En la Cumbre de la OTAN celebrada en Bruselas el 14 de junio se debatieron cuestiones de importancia estratégica, como las relaciones de los Estados miembros de la Alianza con China y su actitud hacia la Rusia del Presidente Putin. Las posiciones de los Estados miembros sobre estas cuestiones no parecían inequívocas y los diplomáticos tuvieron que esforzarse por encontrar la redacción adecuada para redactar el comunicado final.

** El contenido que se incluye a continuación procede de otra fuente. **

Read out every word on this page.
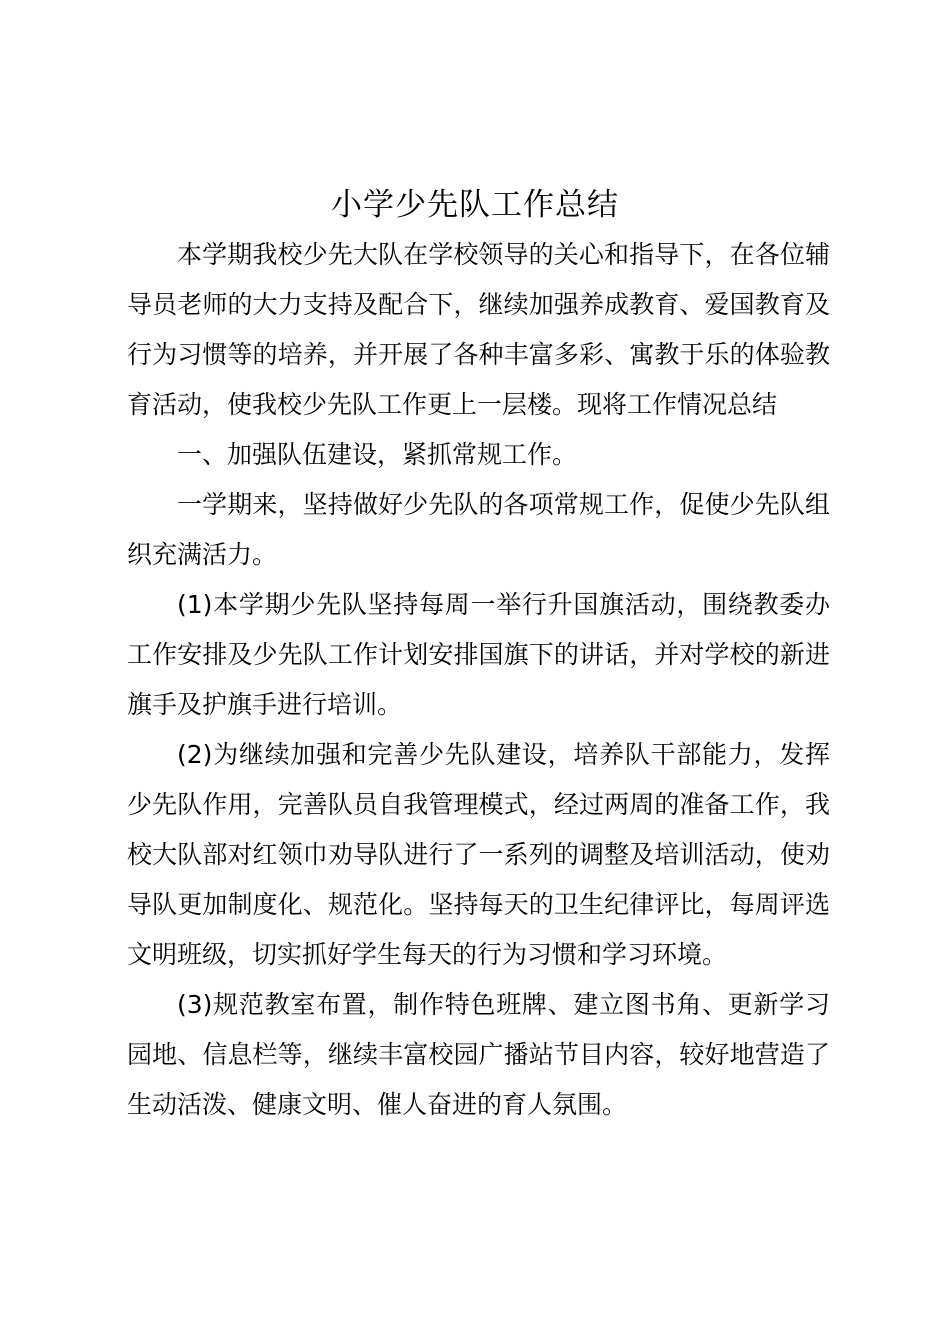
小学少先队工作总结

本学期我校少先大队在学校领导的关心和指导下，在各位辅导员老师的大力支持及配合下，继续加强养成教育、爱国教育及行为习惯等的培养，并开展了各种丰富多彩、寓教于乐的体验教育活动，使我校少先队工作更上一层楼。现将工作情况总结

一、加强队伍建设，紧抓常规工作。

一学期来，坚持做好少先队的各项常规工作，促使少先队组织充满活力。

(1)本学期少先队坚持每周一举行升国旗活动，围绕教委办工作安排及少先队工作计划安排国旗下的讲话，并对学校的新进旗手及护旗手进行培训。

(2)为继续加强和完善少先队建设，培养队干部能力，发挥少先队作用，完善队员自我管理模式，经过两周的准备工作，我校大队部对红领巾劝导队进行了一系列的调整及培训活动，使劝导队更加制度化、规范化。坚持每天的卫生纪律评比，每周评选文明班级，切实抓好学生每天的行为习惯和学习环境。

(3)规范教室布置，制作特色班牌、建立图书角、更新学习园地、信息栏等，继续丰富校园广播站节目内容，较好地营造了生动活泼、健康文明、催人奋进的育人氛围。
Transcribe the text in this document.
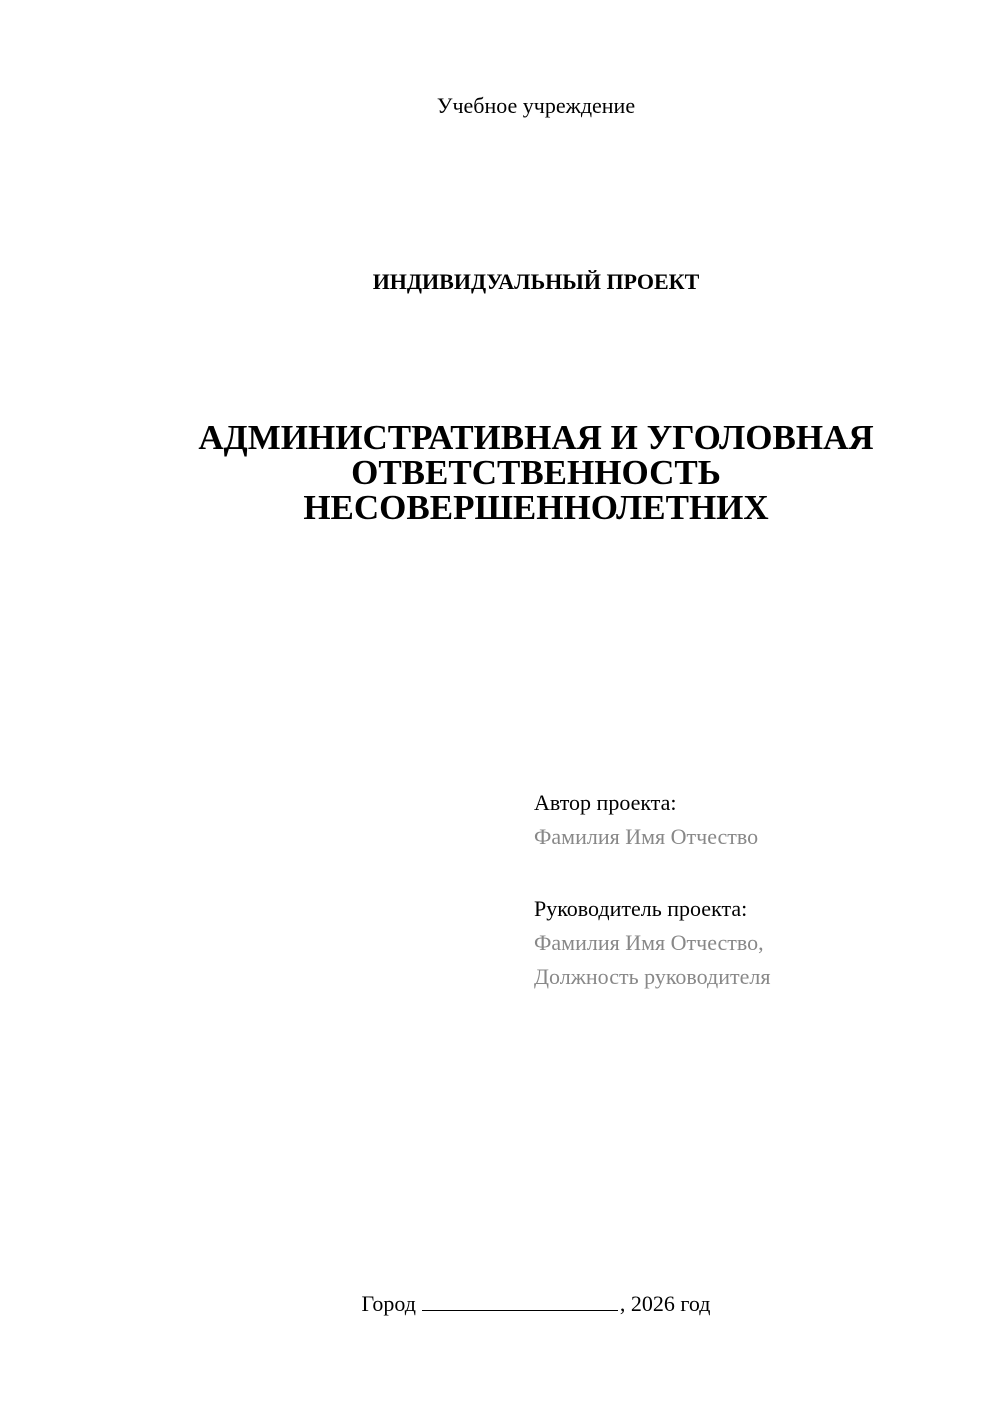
Учебное учреждение
ИНДИВИДУАЛЬНЫЙ ПРОЕКТ
АДМИНИСТРАТИВНАЯ И УГОЛОВНАЯ
ОТВЕТСТВЕННОСТЬ
НЕСОВЕРШЕННОЛЕТНИХ
Автор проекта:
Фамилия Имя Отчество
Руководитель проекта:
Фамилия Имя Отчество,
Должность руководителя
Город	, 2026 год
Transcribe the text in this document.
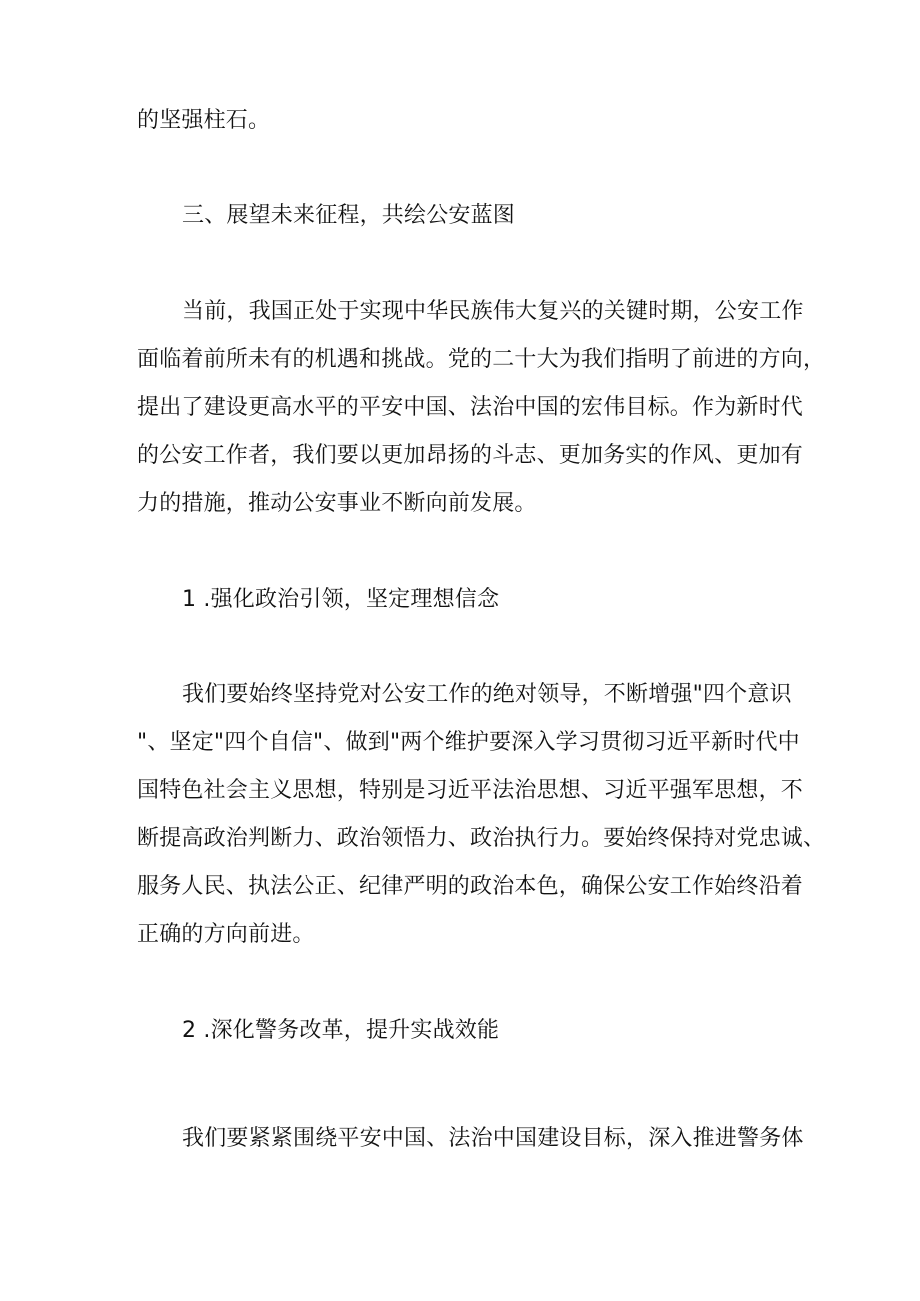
的坚强柱石。
三、展望未来征程，共绘公安蓝图
当前，我国正处于实现中华民族伟大复兴的关键时期，公安工作
面临着前所未有的机遇和挑战。党的二十大为我们指明了前进的方向，
提出了建设更高水平的平安中国、法治中国的宏伟目标。作为新时代
的公安工作者，我们要以更加昂扬的斗志、更加务实的作风、更加有
力的措施，推动公安事业不断向前发展。
1 .强化政治引领，坚定理想信念
我们要始终坚持党对公安工作的绝对领导，不断增强"四个意识
"、坚定"四个自信"、做到"两个维护要深入学习贯彻习近平新时代中
国特色社会主义思想，特别是习近平法治思想、习近平强军思想，不
断提高政治判断力、政治领悟力、政治执行力。要始终保持对党忠诚、
服务人民、执法公正、纪律严明的政治本色，确保公安工作始终沿着
正确的方向前进。
2 .深化警务改革，提升实战效能
我们要紧紧围绕平安中国、法治中国建设目标，深入推进警务体
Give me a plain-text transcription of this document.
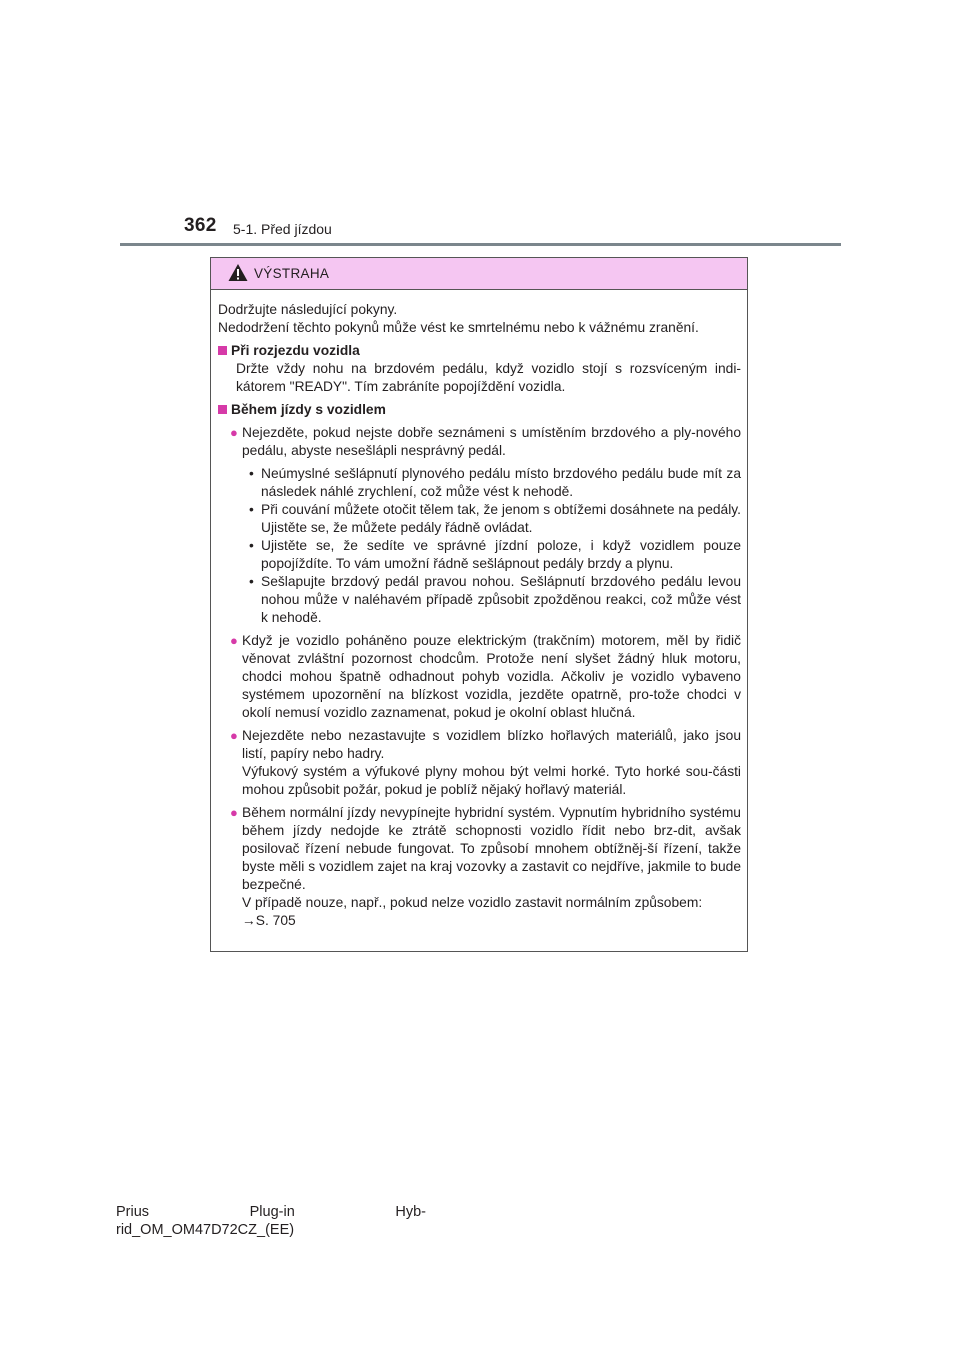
362 5-1. Před jízdou
VÝSTRAHA

Dodržujte následující pokyny.

Nedodržení těchto pokynů může vést ke smrtelnému nebo k vážnému zranění.

Při rozjezdu vozidla

Držte vždy nohu na brzdovém pedálu, když vozidlo stojí s rozsvíceným indi-kátorem "READY". Tím zabráníte popojíždění vozidla.

Během jízdy s vozidlem
● Nejezděte, pokud nejste dobře seznámeni s umístěním brzdového a ply-nového pedálu, abyste nesešlápli nesprávný pedál.
• Neúmyslné sešlápnutí plynového pedálu místo brzdového pedálu bude mít za následek náhlé zrychlení, což může vést k nehodě.
• Při couvání můžete otočit tělem tak, že jenom s obtížemi dosáhnete na pedály. Ujistěte se, že můžete pedály řádně ovládat.
• Ujistěte se, že sedíte ve správné jízdní poloze, i když vozidlem pouze popojíždíte. To vám umožní řádně sešlápnout pedály brzdy a plynu.
• Sešlapujte brzdový pedál pravou nohou. Sešlápnutí brzdového pedálu levou nohou může v naléhavém případě způsobit zpožděnou reakci, což může vést k nehodě.
● Když je vozidlo poháněno pouze elektrickým (trakčním) motorem, měl by řidič věnovat zvláštní pozornost chodcům. Protože není slyšet žádný hluk motoru, chodci mohou špatně odhadnout pohyb vozidla. Ačkoliv je vozidlo vybaveno systémem upozornění na blízkost vozidla, jezděte opatrně, pro-tože chodci v okolí nemusí vozidlo zaznamenat, pokud je okolní oblast hlučná.
● Nejezděte nebo nezastavujte s vozidlem blízko hořlavých materiálů, jako jsou listí, papíry nebo hadry.
Výfukový systém a výfukové plyny mohou být velmi horké. Tyto horké sou-části mohou způsobit požár, pokud je poblíž nějaký hořlavý materiál.
● Během normální jízdy nevypínejte hybridní systém. Vypnutím hybridního systému během jízdy nedojde ke ztrátě schopnosti vozidlo řídit nebo brz-dit, avšak posilovač řízení nebude fungovat. To způsobí mnohem obtížněj-ší řízení, takže byste měli s vozidlem zajet na kraj vozovky a zastavit co nejdříve, jakmile to bude bezpečné.
V případě nouze, např., pokud nelze vozidlo zastavit normálním způsobem:
→S. 705
Prius	Plug-in	Hyb-
rid_OM_OM47D72CZ_(EE)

Sin embargo, lo que sí resultó evidente fue un hecho aparentemente marginal: el total aislamiento, tanto físico como político, del presidente turco Recep Tayip Erdogan.
Después de haber sido definido por el primer ministro Draghi como «dictador y autócrata», el presidente turco también tuvo que soportar las duras reprimendas del Departamento de Estado de Estados Unidos quien, al final de la «guerra de los once días» entre Israel y Hamás, no dudó en condenar, con un lenguaje inusualmente duro, algunas de sus declaraciones públicas realizadas en los primeros días de la guerra cuando, para subrayar su pensamiento hacia los dirigentes israelíes, llamó a Benjamin Netanyahu «el primer ministro judío».
El empleo despectivo de la palabra «judío» en lugar de «israelí» provocó la reacción de la Administración del Presidente Biden. El portavoz del Departamento de Estado, Ned Price, recibió instrucciones de expresar «la firme e inequívoca condena de los comentarios antisemitas del presidente turco», y le pidió que se abstuviera de hacer «comentarios incendiarios, que podrían incitar a más violencia… entre otras cosas porque el antisemitismo es reprobable y no debería tener cabida en la escena mundial».
Después de luchar durante años para convertirse en una verdadera potencia regional, la Turquía del presidente Erdogan se encuentra ahora al margen de la escena política y la expresión desconcertada del líder turco, que se desprende de las fotografías de la Cumbre de la OTAN del 14 de junio, en las que se le ve físicamente aislado de los demás jefes de Estado y de gobierno, aparece como un testimonio icónico de la irrelevancia a la que se ha condenado a Turquía, debido a su aventurerismo, tras una década de movimientos políticos y militares imprudentes y contraproducentes.
Ya en la primavera de 2010, con el fin de demostrar que estaba a la vanguardia en el apoyo a la causa palestina, el presidente Erdogan autorizó la creación de la «Flotilla de la Libertad», un convoy naval capaz de desafiar, bajo bandera turca, el bloqueo naval israelí de la Franja de Gaza. Días después, el 31 de mayo de 2020, comandos israelíes interceptaron el barco Mavi Marmara, que no sólo llevaba ayuda humanitaria, sino también militantes de Hamás que intentaban entrar de nuevo en la Franja de Gaza de forma ilegal.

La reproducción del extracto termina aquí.